Vérus est donc arrivé au sommet de sa gloire. Son nom est connu à Rome mais aussi hors d’Italie, à travers l’empire. Il mène à présent une vie luxueuse : il se déplace en litière, compte plusieurs esclaves à son service et reçoit de nombreuses primes que Titus lui verse à l’issue de ses combats.

Mais Vérus n’est pas le seul gladiateur à jouir d’un immense prestige à travers le monde romain. Un autre combattant fait lui aussi merveille dans l’arène : c’est Priscus. On raconte que les deux hommes sont de valeur égale et qu’un duel ne pourrait pas les départager. Une rencontre entre les deux champions, sur le sable du Colisée, attirerait sans doute des milliers d’amateurs prêts à payer fort cher le privilège d’assister à un tel combat. Cependant Titus hésite à engager son protégé dans une telle aventure car le risque de le perdre est grand.

Puis l’empereur se décide enfin. Le combat entre les deux idoles du peuple romain a lieu en 80 après Jésus-Christ, à la fin d’une chaude journée d’été. La rencontre se déroule au Colisée, où il n’est plus possible, on s’en doute, de trouver une seule place : c’est plus de 80000 personnes qui sont venues assister au duel. Le cœur de Rome s’est arrêté de battre le temps du spectacle : les boutiques ont fermé, tous les Romains se pressent devant les arènes de la ville dans l’attente du dénouement.

Le combat est mémorable. Les deux hommes font preuve de la même vaillance, de la même adresse, de la même puissance. Aucun ne veut laisser la victoire à l’autre et il semble que les armes ne pourront pas choisir le vainqueur. Alors, fait unique dans toute l’histoire de Rome, Titus se tourne vers la foule et lui demande l’autorisation exceptionnelle de déclarer les deux adversaires vainqueurs. Cela n’était encore jamais arrivé et cela n’arrivera jamais plus.

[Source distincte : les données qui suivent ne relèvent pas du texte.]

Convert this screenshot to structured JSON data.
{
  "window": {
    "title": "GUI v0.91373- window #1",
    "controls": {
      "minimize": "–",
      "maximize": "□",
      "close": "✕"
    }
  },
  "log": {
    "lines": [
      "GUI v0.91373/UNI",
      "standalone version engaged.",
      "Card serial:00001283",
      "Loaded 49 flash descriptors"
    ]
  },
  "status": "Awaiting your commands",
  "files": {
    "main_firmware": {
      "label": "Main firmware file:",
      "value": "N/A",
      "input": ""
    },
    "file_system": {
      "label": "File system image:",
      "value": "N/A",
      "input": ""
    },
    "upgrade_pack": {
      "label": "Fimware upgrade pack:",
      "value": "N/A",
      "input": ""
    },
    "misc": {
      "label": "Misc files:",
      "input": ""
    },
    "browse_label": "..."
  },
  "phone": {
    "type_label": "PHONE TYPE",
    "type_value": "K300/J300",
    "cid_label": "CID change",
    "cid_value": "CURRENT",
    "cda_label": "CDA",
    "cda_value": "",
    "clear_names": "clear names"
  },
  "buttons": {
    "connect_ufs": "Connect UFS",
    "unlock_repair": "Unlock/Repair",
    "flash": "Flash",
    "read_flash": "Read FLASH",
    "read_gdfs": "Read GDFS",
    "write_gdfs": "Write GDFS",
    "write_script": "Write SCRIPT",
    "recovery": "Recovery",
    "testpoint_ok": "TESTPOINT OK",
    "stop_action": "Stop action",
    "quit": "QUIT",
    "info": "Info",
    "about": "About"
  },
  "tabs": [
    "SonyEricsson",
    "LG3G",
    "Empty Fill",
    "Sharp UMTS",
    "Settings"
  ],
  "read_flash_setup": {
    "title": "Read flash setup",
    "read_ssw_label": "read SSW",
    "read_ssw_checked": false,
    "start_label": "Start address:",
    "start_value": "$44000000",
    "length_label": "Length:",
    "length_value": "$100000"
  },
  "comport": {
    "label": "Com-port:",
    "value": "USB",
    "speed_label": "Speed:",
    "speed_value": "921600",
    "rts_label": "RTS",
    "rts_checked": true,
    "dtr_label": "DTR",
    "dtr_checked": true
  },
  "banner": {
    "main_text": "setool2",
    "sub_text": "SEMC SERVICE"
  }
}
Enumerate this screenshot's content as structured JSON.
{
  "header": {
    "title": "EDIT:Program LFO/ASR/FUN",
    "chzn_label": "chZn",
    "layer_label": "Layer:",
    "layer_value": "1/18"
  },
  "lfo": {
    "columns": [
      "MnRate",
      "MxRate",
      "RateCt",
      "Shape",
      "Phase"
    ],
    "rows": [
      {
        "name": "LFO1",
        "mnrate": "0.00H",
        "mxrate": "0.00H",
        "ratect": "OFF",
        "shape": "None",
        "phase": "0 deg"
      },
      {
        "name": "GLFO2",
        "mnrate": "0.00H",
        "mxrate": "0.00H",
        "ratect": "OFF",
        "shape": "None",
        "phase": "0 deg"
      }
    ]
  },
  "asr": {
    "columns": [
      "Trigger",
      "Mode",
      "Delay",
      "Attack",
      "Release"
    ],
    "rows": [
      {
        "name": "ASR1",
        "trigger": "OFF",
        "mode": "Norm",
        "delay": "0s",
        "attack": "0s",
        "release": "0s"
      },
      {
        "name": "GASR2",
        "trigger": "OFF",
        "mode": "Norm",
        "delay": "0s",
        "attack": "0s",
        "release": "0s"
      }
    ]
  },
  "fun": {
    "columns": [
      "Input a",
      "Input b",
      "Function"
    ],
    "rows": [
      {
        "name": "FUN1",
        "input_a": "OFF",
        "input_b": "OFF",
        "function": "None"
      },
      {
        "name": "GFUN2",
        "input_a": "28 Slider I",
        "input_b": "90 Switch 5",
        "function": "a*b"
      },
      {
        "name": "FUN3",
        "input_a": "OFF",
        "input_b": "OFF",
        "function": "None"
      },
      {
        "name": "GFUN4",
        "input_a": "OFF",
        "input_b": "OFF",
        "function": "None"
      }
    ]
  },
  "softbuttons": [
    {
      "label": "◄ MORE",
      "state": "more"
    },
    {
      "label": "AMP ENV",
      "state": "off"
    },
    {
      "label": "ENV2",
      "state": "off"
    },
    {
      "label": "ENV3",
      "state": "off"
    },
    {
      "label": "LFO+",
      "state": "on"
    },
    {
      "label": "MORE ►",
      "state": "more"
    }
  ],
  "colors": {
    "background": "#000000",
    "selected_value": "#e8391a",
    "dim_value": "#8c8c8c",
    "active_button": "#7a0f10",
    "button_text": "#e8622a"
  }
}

A l’issue du combat, les historiens perdent la trace de Vérus. Ce soir-là, le gladiateur a sans doute obtenu de Titus l’épée de bois qui faisait de lui un homme libre. Il s’est sans doute retiré dans une magnifique propriété, sa fortune faite. Il y a probablement vécu des jours paisibles avant de mourir entourés des siens.

L’histoire de Vérus est exemplaire. L’homme est devenu une légende dès son vivant, demeurant pour des générations de gladiateurs le modèle qu’il fallait suivre. Lui Vérus, le petit esclave de Mésie...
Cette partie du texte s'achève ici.